The question was whether they would find a way out if given more time to grow.
In this new work, as the research team extended the study and grew the E. coli strain, nicknamed DEP, continuously for 100 days, they also applied extra stress by shrinking the amount of synthetic nutrient the bacteria received over time.
In three parallel experiments, the researchers found that the DEP E. coli was unable to find a way to "escape" or grow outside the cell. It did, however, adapt to a lower concentration -- 10 times less -- of the synthetic nutrient it needed to survive. Further, the research team found that proteins on the host cell's surface changed, which had not been seen before.
"We think that as we were decreasing the amount of the nutrients, the DEP E. coli modified the proteins on the surface of the cell that regulate how much synthetic nutrient is allowed inside in order to retain more nutrients inside and keep growing," said Kunjapur. "We were surprised because at first we didn't expect them to adapt, and then we didn't expect them to adapt in this way."
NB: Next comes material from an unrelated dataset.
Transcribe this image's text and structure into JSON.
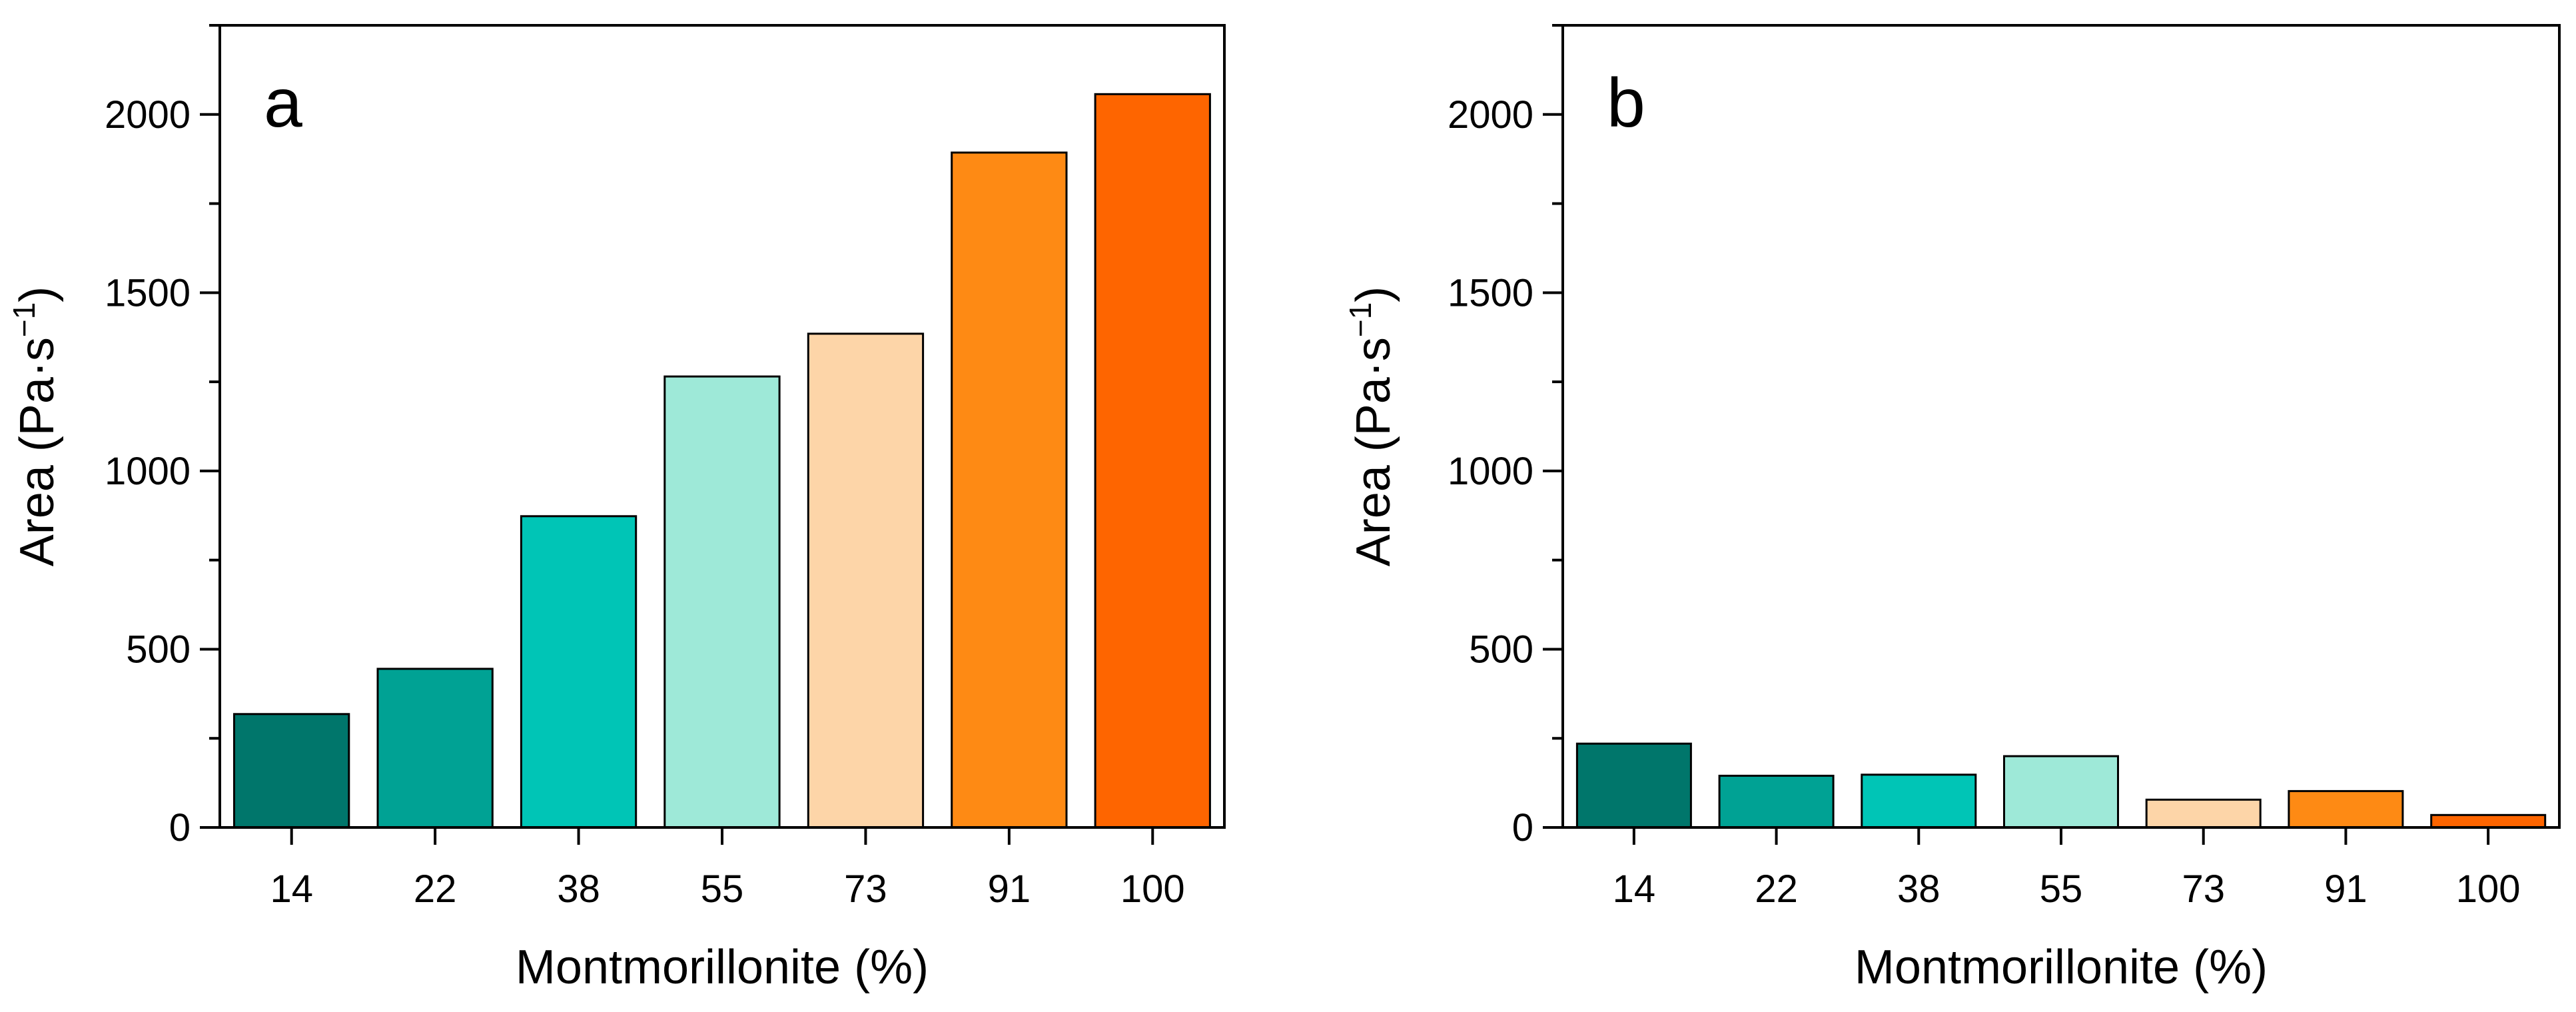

To validate their results, the team went back and engineered those same genetic traits into the original ancestor E. coli strain and discovered it was able to grow at the lower synthetic nutrient concentration from the start. This information could prove useful for scaling the experiment in the future, Kunjapur said.
In a follow-up experiment, Kunjapur's colleague Eriona Hysolli, a postdoctoral fellow in the Church lab, added the bacteria directly to mammalian cells. The results were intriguing. While the bacteria grew tremendously in the first few days, over the course of a week the bacteria just faded away, without the need for antibiotics.
"Our data show the first use of recoded bacterial strains with controllable growth in a mammalian cellular model. We are excited about the promising applications in human health like the gut microbiome," said Hysolli, a co-author on the paper.
Building on this work, Michaela Jones, a UD doctoral student in Kunjapur's lab and paper co-author, conducted additional experiments that showed the bacteria stopped growing when the synthetic nutrient was taken away, then resumed growth when the nutrient was added back. Kunjapur said these findings equip researchers with new tools to control how and when bacteria grow by regulating the nutrients they need to survive.
"Now, if you need bacteria to grow at a certain rate or time, we have a synthetic building block as a lever or knob to control that," he said.
In future work, Kunjapur plans to study the biocontained DEP E. coli strain, as well as other microbe designs, under a broader set of conditions to determine if the approach will hold up in the environment. Additionally, he is working on biomedical applications for live bacterial strains, which could be used as therapeutics, probiotics and vaccines.